Forgetting rumours, the current threat picture comprises of this proposal (see pages 159-161). In brief, this strips EU resident (the term is not defined - various precedents include residence for tax purposes for example) pilots of foreign license privileges while in EU airspace.

If you think this is aggressive, well it is. It would wipe out most of the light jet scene in Europe, and is therefore impossible to achieve as it stands, on obvious political grounds. EASA's "grand plan" is to eventually sign treaties with other countries (the USA, notably) for mutual acceptance or validation of licenses. This proposal is aggressive, to bring the other countries to the table.

The basic problem with all this regulation is that under ICAO if you have a license/rating and a plane all from the came country, you have worldwide privileges and no civilised country can mess with that. The previous proposals, and this latest one too, all suffer from the unavoidable problem that no matter what is done locally, "genuine foreigners" will always be able to come into Europe and fly as per their ICAO privileges! But, on any of these proposals, the locals cannot. The result is a weird aviation scene with a lot of unenforceable but effective work-arounds e.g. firing your jet crew and replacing them with ones who are not EU resident... If EASA owned the whole world things would be very different but it owns only a little tiny bit of it.

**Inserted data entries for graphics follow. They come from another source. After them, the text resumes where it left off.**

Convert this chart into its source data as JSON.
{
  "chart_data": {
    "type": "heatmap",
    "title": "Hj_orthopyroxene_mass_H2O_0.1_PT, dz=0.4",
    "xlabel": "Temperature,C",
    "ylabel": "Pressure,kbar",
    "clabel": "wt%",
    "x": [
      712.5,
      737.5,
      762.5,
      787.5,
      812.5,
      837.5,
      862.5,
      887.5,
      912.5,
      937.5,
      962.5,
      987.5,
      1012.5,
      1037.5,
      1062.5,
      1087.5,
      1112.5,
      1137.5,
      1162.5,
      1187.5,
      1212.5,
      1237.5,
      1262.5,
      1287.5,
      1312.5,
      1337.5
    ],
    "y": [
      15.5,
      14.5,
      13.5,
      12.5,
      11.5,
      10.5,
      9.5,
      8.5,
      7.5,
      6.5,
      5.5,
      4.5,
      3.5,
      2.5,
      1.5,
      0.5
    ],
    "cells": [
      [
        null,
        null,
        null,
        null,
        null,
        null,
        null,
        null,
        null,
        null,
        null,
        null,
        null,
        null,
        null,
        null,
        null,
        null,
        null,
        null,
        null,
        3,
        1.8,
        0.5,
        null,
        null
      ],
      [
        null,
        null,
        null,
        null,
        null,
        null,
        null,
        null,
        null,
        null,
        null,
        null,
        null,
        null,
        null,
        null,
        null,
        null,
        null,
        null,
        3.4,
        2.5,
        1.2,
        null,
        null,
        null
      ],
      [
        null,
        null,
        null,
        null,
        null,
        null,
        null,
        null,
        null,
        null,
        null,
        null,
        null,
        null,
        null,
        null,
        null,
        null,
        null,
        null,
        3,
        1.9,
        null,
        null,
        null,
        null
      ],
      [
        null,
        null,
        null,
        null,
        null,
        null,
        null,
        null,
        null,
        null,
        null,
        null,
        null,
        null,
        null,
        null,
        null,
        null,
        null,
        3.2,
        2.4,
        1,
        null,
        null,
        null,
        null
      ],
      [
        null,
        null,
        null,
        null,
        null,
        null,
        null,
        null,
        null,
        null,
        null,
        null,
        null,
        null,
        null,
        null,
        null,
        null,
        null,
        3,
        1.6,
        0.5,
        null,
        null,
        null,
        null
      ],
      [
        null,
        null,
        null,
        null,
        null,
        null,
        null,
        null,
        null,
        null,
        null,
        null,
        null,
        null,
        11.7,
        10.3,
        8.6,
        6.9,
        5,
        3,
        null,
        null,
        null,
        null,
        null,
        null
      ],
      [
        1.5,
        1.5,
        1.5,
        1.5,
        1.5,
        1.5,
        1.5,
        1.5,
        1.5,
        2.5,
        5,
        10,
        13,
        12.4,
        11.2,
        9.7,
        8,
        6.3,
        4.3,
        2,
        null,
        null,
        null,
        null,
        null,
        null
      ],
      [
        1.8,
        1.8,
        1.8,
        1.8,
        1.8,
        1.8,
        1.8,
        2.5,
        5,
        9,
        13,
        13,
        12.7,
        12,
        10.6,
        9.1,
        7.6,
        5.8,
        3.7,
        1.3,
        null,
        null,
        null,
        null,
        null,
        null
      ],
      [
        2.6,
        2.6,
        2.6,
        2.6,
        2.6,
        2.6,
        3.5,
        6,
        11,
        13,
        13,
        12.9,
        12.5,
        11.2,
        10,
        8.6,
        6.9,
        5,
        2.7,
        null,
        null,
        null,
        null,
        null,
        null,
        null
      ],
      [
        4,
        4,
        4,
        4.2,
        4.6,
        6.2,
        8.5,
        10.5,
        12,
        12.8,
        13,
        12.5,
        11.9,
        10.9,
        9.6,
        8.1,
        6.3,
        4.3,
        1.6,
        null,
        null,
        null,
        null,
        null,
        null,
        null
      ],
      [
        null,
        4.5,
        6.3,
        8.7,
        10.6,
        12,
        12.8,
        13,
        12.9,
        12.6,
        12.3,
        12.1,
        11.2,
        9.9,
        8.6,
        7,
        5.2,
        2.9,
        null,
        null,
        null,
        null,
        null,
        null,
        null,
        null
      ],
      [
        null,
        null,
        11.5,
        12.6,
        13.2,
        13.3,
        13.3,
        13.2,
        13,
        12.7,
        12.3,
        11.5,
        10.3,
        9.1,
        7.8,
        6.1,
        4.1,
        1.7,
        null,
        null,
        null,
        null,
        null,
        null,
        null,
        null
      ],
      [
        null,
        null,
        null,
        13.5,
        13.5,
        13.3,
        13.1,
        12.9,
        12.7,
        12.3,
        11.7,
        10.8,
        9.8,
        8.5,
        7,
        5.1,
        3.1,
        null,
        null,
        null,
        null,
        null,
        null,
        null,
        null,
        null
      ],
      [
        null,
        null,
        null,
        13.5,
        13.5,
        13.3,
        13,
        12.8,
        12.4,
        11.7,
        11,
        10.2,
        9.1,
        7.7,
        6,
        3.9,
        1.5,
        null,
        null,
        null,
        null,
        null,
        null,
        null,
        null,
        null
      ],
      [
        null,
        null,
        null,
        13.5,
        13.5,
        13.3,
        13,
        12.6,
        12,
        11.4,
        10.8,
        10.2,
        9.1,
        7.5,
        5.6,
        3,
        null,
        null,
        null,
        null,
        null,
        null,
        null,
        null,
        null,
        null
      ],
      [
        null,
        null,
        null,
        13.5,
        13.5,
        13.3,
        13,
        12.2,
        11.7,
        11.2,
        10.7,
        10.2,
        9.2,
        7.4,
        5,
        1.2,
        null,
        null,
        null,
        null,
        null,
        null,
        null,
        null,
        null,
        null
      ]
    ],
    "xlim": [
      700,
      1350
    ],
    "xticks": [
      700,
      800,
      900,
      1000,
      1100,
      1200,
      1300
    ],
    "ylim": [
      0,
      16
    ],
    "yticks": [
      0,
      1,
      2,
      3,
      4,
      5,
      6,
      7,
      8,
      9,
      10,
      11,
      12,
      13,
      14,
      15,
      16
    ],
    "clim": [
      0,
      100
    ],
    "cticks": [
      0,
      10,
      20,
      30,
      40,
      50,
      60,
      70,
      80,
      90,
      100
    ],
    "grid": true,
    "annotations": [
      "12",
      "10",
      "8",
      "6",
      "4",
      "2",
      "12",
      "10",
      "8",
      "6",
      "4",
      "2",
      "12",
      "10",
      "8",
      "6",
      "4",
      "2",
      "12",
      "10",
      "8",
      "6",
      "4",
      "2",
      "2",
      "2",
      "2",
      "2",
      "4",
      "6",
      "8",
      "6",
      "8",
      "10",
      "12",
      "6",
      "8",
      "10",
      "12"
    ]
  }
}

There is another proposal in the pipeline, applicable to foreign airframes, whose contents is currently unknown. It is due out in the next few weeks.

However, while it is possible for EASA to attack European citizens without breaching ICAO (because ICAO allows a State to prevents its own citizens from exercising the privileges of a foreign license in its airspace) an attack against airframes is much more difficult because it would need to work on some kind of long term parking limit and this is a tough one, for several reasons, one being that the maintenance business would be all but wiped out because no owner will use up his long term parking entitlement by having the plane sitting in a hangar in the EU having its Annual!

I recommend two things:

1) Draw the attention of any high-end aircraft owner to the above URL for the EASA FCL proposal and encourage any interested party to make their representations on the form provided. There are sure to be many thousands doing this, but the really useful ones will be those made at the higher political levels - as always.

2) Do not do any action pro-actively in reaction to this proposal. It is much too early.

For example, under the old long term parking proposals, some owners went from N-reg back to G-reg which cost them thousands and stripped them of IFR privileges. They did this out of pure fear. This is plain stupid. These proposals change all the time and, as I said, the end objective is a treaty with the USA. EASA does not actually want to kill the light/corporate jet scene!! The threat picture will clarify over the next few years and one should do nothing in the meantime.

I would recommend obtaining any cheap insurances; for example avoid doing mods to your plane which would have to be expensively ripped out under EASA. A backup oil pressure gauge might cost £5000 to recertify under EASA but this is not the end of the world, and it could be a lot less, and it may be possible to placard it INOP (a traditional solution which the CAA did on my TB20 because they didn't like the prop TKS)... And a registry transfer may be completely unnecessary in the end! Getting the CAA Class 1 medical is another good one; the initial only costs £300 now and provided you renew every 5 years or less it locks you into Demonstrated Ability for life, which could one day be priceless, and it will certainly be good enough for any future IR requirements. But the Class 2 won't be because of e.g. the audiogram requirement. Think long term!